The Iowa story: The Boys in the Bunkhouse, is a long exposee that appeared in the NY Times Magazine. It lays-out a horrific tale of chronic abuse that spanned nearly forty years. The Iowa bunkhouse was the northern outpost of a company, Henry's Turkey Service, which may have started as a way to provide productive labor to developmentally disabled young men. They were taught the crude rudiments of such tasks as turkey fertilization and slaughter, and then seconded to farmers and meat packers at a legal, sub-minimum wage. Over 1000 boys and men were chosen from Texas state institutions to live and work under the program's guidance.
In Iowa, Henry's rented an abandoned two-story school building that became home for their workers at the local Louis Rich turkey processing plant. These men did the rankest, most foul jobs available in that circle of hell, unloading and eviscerating the birds and "pulling guts." They did it with evident pride, thousands a day, year after year, and became a limited fixture in the Attalissa community.
Their situation quickly spiraled into abuse, however. The boys were never given a pay raise ? not one ? in more than thirty years, and after Henry's deducted money from their minuscule wages for room, board and various prescribed annual outings, the boys never brought more than $65 per month back to the bunkhouse. They were physically abused, their teeth and health succumbed to neglect and lousy food, they slept on soiled floor mattresses in squalid conditions and learned to shield their food from cockroaches that routinely dropped from the ceilings. The few who attempted escape either disappeared, were caught and returned, or froze to death in the open.
The boys were kept against their will, in the sense that they were chosen because they had none, and were completely pliant. They were trafficked as surely as if they'd been imprisoned behind barbed wire, with lifetimes of wages and experiences robbed from them. No word whether the saying "Work will set you free" was painted anywhere over the doors, but why not? They even assumed that the social worker who finally freed them was their new boss lady, and greeted her warmly.
Who failed them? Everyone. Henry's and their overseers exploited them; governments via police, mental health and labor authorities in Texas and Iowa failed to notice or act on their behalf; their families abandoned them and moved-on, heartbreakingly early in their captivities; and both the Louis Rich slaughterhouse and the townspeople, including the church they attended, just looked the other way as their personal and collective living conditions steadily deteriorated.

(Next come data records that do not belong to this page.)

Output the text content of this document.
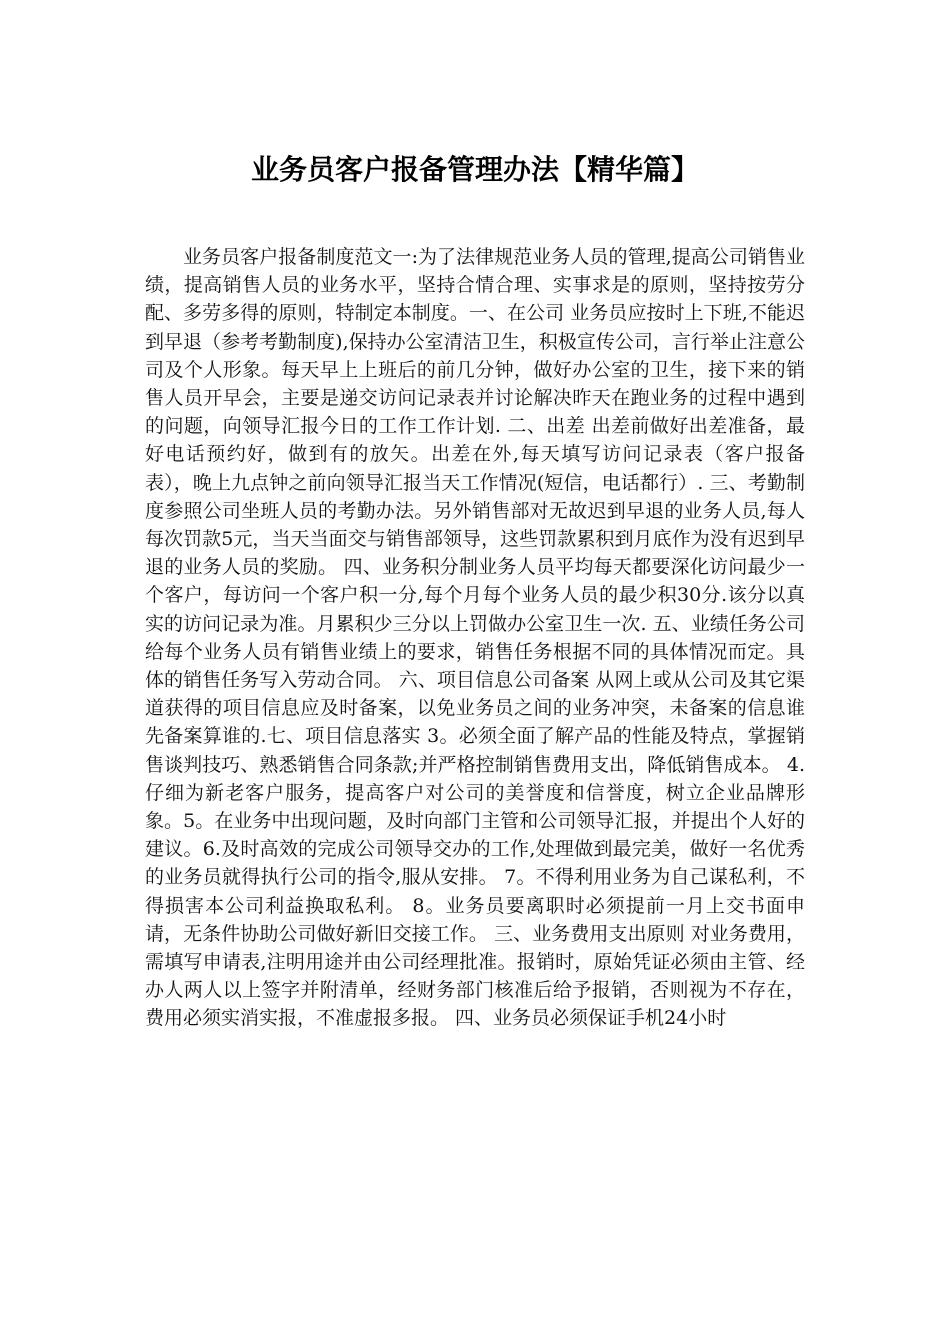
业务员客户报备管理办法【精华篇】

业务员客户报备制度范文一:为了法律规范业务人员的管理,提高公司销售业绩，提高销售人员的业务水平，坚持合情合理、实事求是的原则，坚持按劳分配、多劳多得的原则，特制定本制度。一、在公司 业务员应按时上下班,不能迟到早退（参考考勤制度),保持办公室清洁卫生，积极宣传公司，言行举止注意公司及个人形象。每天早上上班后的前几分钟，做好办公室的卫生，接下来的销售人员开早会，主要是递交访问记录表并讨论解决昨天在跑业务的过程中遇到的问题，向领导汇报今日的工作工作计划. 二、出差 出差前做好出差准备，最好电话预约好，做到有的放矢。出差在外,每天填写访问记录表（客户报备表），晚上九点钟之前向领导汇报当天工作情况(短信，电话都行）. 三、考勤制度参照公司坐班人员的考勤办法。另外销售部对无故迟到早退的业务人员,每人每次罚款5元，当天当面交与销售部领导，这些罚款累积到月底作为没有迟到早退的业务人员的奖励。 四、业务积分制业务人员平均每天都要深化访问最少一个客户，每访问一个客户积一分,每个月每个业务人员的最少积30分.该分以真实的访问记录为准。月累积少三分以上罚做办公室卫生一次. 五、业绩任务公司给每个业务人员有销售业绩上的要求，销售任务根据不同的具体情况而定。具体的销售任务写入劳动合同。 六、项目信息公司备案 从网上或从公司及其它渠道获得的项目信息应及时备案，以免业务员之间的业务冲突，未备案的信息谁先备案算谁的.七、项目信息落实 3。必须全面了解产品的性能及特点，掌握销售谈判技巧、熟悉销售合同条款;并严格控制销售费用支出，降低销售成本。 4.仔细为新老客户服务，提高客户对公司的美誉度和信誉度，树立企业品牌形象。5。在业务中出现问题，及时向部门主管和公司领导汇报，并提出个人好的建议。6.及时高效的完成公司领导交办的工作,处理做到最完美，做好一名优秀的业务员就得执行公司的指令,服从安排。 7。不得利用业务为自己谋私利，不得损害本公司利益换取私利。 8。业务员要离职时必须提前一月上交书面申请，无条件协助公司做好新旧交接工作。 三、业务费用支出原则 对业务费用，需填写申请表,注明用途并由公司经理批准。报销时，原始凭证必须由主管、经办人两人以上签字并附清单，经财务部门核准后给予报销，否则视为不存在，费用必须实消实报，不准虚报多报。 四、业务员必须保证手机24小时
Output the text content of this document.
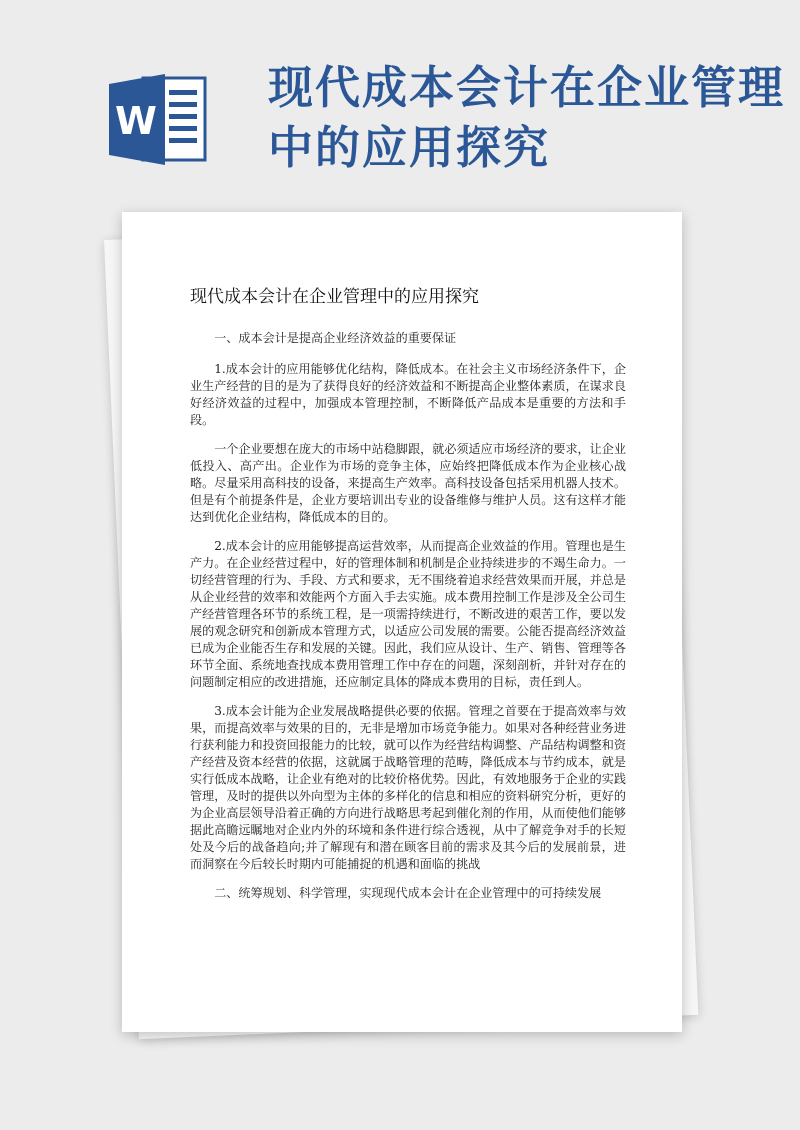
现代成本会计在企业管理中的应用探究
W
现代成本会计在企业管理中的应用探究

一、成本会计是提高企业经济效益的重要保证

1.成本会计的应用能够优化结构，降低成本。在社会主义市场经济条件下，企业生产经营的目的是为了获得良好的经济效益和不断提高企业整体素质，在谋求良好经济效益的过程中，加强成本管理控制，不断降低产品成本是重要的方法和手段。

一个企业要想在庞大的市场中站稳脚跟，就必须适应市场经济的要求，让企业低投入、高产出。企业作为市场的竞争主体，应始终把降低成本作为企业核心战略。尽量采用高科技的设备，来提高生产效率。高科技设备包括采用机器人技术。但是有个前提条件是，企业方要培训出专业的设备维修与维护人员。这有这样才能达到优化企业结构，降低成本的目的。

2.成本会计的应用能够提高运营效率，从而提高企业效益的作用。管理也是生产力。在企业经营过程中，好的管理体制和机制是企业持续进步的不竭生命力。一切经营管理的行为、手段、方式和要求，无不围绕着追求经营效果而开展，并总是从企业经营的效率和效能两个方面入手去实施。成本费用控制工作是涉及全公司生产经营管理各环节的系统工程，是一项需持续进行，不断改进的艰苦工作，要以发展的观念研究和创新成本管理方式，以适应公司发展的需要。公能否提高经济效益已成为企业能否生存和发展的关键。因此，我们应从设计、生产、销售、管理等各环节全面、系统地查找成本费用管理工作中存在的问题，深刻剖析，并针对存在的问题制定相应的改进措施，还应制定具体的降成本费用的目标，责任到人。

3.成本会计能为企业发展战略提供必要的依据。管理之首要在于提高效率与效果，而提高效率与效果的目的，无非是增加市场竞争能力。如果对各种经营业务进行获利能力和投资回报能力的比较，就可以作为经营结构调整、产品结构调整和资产经营及资本经营的依据，这就属于战略管理的范畴，降低成本与节约成本，就是实行低成本战略，让企业有绝对的比较价格优势。因此，有效地服务于企业的实践管理，及时的提供以外向型为主体的多样化的信息和相应的资料研究分析，更好的为企业高层领导沿着正确的方向进行战略思考起到催化剂的作用，从而使他们能够据此高瞻远瞩地对企业内外的环境和条件进行综合透视，从中了解竞争对手的长短处及今后的战备趋向;并了解现有和潜在顾客目前的需求及其今后的发展前景，进而洞察在今后较长时期内可能捕捉的机遇和面临的挑战

二、统筹规划、科学管理，实现现代成本会计在企业管理中的可持续发展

Production was maintained. Nobody noticed, nor paid attention, nor asked questions or even visited the bunkhouse. And you just have to wonder: how many other bunkhouses are out there, among such as migrant camps, sweatshops, brothels and elsewhere? Are we complicit, in failing to notice, ask and act?
The other story was in Sunday's Chron/SFGate , and nominally concerned the creation and promised enforcement of new rules designed by the city's Main Library to rid the premises of homeless folks who hang out there, and often use it as a restroom and bathing facility.
Now, I understand the need to maintain the facility for its important intended purpose. I also know that "homelessness" is a thorny, seemingly intractable and many-faceted problem and a constant headache for some residents. That said, what bothered me initially is the evident lack of any kind of coordinated community response, beyond encouraging the library to export "the problem" back into the street.
But what was much worse was the utterly snide, nasty and calloused majority of hundreds of commenters who responded to the article. The Most Liked opinion recommended that "homeless advocates ought to have to keep the homeless in their own houses. LOL!" And it went downhill from there. You couldn't even call this the kind of benign neglect that occurred in Iowa, or conclude that these readers were only hostile to the homeless. In their anonymous glory, they didn't even want anyone else to so much as Help the homeless!
It's said that the only good thing about internet anonymity is that you might get to find out what people Really think ? and Lord Knows even this community publication has its challenges with that format. So let's assume that's true and the commenters meant it: this was a failure of empathy on a massive scale. Set in a row with the Bunkhouse horrors, it presents a depressing, if limited review of our culture.
I worry about us ? our pre-occupations with immediate, urgent and personal routines, the ease with which we sever ties and take our leavings, our impersonality, our failures to really connect with each other on a humane level, the absence of real community in our communities. Hell, I even worry that the least-read of my own virtual scribblings hereabouts, by a comfortable margin, was titled The George Saunders Kindness Forum.
These two stories are rife with institutional, community and interpersonal failures. If they don't give us pause to ponder, to vow some greater personal attention to be paid to our fellow travelers, our ties to each other and our expectations of those who lead us, then there will be many more, equally depressing and tragic scenarios headed our way.